Counter-jihad

Counter-jihad, also spelled counterjihad and known as the counter-jihad movement,[1] is a self-titled political current loosely consisting of authors, bloggers, think tanks, street movements and campaign organisations all linked by apocalyptic beliefs that view Islam not as a religion but as a worldview that constitutes an existential threat to Western civilization. Consequently, Counter-jihadists consider all Muslims as a potential threat, especially when they are already living within Western boundaries.[2] Western Muslims accordingly are portrayed as "fifth column", collectively seeking to destabilize Western nations' identity and values for the benefit of an international Islamic movement intent on the establishment of a caliphate in Western countries.[3][4] The counter-jihad movement has been variously described as anti-Islamic,[5][6][7] Islamophobic,[8][9][10][11] inciting hatred against Muslims,[12] and far-right.[5][11][13] Influential figures in the movement include the far-right anti-Muslim conspiracy theorists Pamela Geller and Robert Spencer.

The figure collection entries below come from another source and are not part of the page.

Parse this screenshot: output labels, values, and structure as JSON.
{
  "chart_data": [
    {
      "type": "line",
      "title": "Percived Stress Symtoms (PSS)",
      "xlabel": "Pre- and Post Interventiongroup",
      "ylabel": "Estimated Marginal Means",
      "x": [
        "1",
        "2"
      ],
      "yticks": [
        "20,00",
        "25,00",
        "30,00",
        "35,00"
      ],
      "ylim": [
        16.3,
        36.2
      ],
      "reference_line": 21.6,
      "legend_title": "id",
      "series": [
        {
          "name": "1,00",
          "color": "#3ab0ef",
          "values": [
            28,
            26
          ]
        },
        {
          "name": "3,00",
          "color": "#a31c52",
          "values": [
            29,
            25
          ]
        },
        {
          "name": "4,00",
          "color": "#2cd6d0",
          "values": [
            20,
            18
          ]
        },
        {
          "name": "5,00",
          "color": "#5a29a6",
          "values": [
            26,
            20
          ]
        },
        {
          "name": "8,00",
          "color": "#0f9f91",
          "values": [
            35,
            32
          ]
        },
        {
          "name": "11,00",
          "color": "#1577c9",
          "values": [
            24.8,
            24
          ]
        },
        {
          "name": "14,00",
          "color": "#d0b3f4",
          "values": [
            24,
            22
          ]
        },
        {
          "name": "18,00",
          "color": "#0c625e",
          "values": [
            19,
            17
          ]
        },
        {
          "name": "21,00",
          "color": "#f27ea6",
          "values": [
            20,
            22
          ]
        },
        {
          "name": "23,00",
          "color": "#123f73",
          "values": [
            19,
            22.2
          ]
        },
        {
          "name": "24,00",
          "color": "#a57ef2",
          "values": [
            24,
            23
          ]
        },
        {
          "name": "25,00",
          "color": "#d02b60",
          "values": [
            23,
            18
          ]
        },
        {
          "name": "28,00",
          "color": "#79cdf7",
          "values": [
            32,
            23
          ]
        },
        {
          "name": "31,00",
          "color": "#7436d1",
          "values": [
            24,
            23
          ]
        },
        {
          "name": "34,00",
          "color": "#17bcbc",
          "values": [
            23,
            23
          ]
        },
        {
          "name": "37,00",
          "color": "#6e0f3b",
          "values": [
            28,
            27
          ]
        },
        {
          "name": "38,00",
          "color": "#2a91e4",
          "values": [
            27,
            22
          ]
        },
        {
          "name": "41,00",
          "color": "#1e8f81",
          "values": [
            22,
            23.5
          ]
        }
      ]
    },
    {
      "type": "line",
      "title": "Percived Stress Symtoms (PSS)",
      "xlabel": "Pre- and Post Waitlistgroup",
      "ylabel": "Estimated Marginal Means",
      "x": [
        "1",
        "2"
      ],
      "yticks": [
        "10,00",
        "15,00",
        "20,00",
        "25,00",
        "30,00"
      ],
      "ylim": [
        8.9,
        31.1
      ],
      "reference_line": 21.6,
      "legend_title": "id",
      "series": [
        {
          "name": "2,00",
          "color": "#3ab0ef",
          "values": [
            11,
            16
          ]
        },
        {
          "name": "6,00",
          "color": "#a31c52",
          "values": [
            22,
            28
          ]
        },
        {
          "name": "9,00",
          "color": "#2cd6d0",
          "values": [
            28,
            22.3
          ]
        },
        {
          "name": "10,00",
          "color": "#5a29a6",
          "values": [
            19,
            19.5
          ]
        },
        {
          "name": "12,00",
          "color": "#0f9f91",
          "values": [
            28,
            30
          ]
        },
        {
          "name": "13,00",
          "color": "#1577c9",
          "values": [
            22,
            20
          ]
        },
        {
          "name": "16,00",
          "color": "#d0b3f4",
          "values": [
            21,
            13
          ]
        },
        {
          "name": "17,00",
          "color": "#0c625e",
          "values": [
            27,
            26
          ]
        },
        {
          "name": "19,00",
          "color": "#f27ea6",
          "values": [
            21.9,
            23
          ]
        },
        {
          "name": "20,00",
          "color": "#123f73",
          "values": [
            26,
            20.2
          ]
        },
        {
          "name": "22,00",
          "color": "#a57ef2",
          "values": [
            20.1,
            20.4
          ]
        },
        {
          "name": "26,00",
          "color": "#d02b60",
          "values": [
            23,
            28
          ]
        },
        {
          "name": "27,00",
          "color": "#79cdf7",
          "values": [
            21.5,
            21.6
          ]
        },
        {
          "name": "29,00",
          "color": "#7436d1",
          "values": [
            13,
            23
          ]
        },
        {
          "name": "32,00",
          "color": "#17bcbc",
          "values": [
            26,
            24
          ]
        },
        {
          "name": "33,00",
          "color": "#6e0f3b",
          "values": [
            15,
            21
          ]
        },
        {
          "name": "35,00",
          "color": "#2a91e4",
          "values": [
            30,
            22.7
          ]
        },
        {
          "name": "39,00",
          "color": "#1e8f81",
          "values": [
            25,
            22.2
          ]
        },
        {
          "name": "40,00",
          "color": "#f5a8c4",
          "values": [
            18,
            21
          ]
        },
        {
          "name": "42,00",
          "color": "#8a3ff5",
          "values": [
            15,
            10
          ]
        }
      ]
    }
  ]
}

While the roots of the movement go back to the 1980s, it did not gain significant momentum until after the September 11 attacks in 2001 and the 7 July 2005 London bombings. As far back as 2006, online commentators such as Fjordman were identified as playing a key role in forwarding the nascent counter-jihad ideology.[4] The movement received considerable attention following the lone wolf attacks by right-wing extremist Anders Behring Breivik whose manifesto extensively reproduced the writings of prominent counter-jihad bloggers, and following the emergence of prominent street movements such as the English Defence League (EDL).[4] The movement has adherents both in Europe and in North America. The European wing is more focused on the alleged cultural threat to European traditions stemming from immigrant Muslim populations, while the American wing emphasizes an alleged external threat, essentially terrorist in nature.[5]

Several academic accounts have presented conspiracy theory as a key component of the counter-jihad movement.[14] On a day-to-day level, it seeks to generate outrage at perceived Muslim crimes.[15]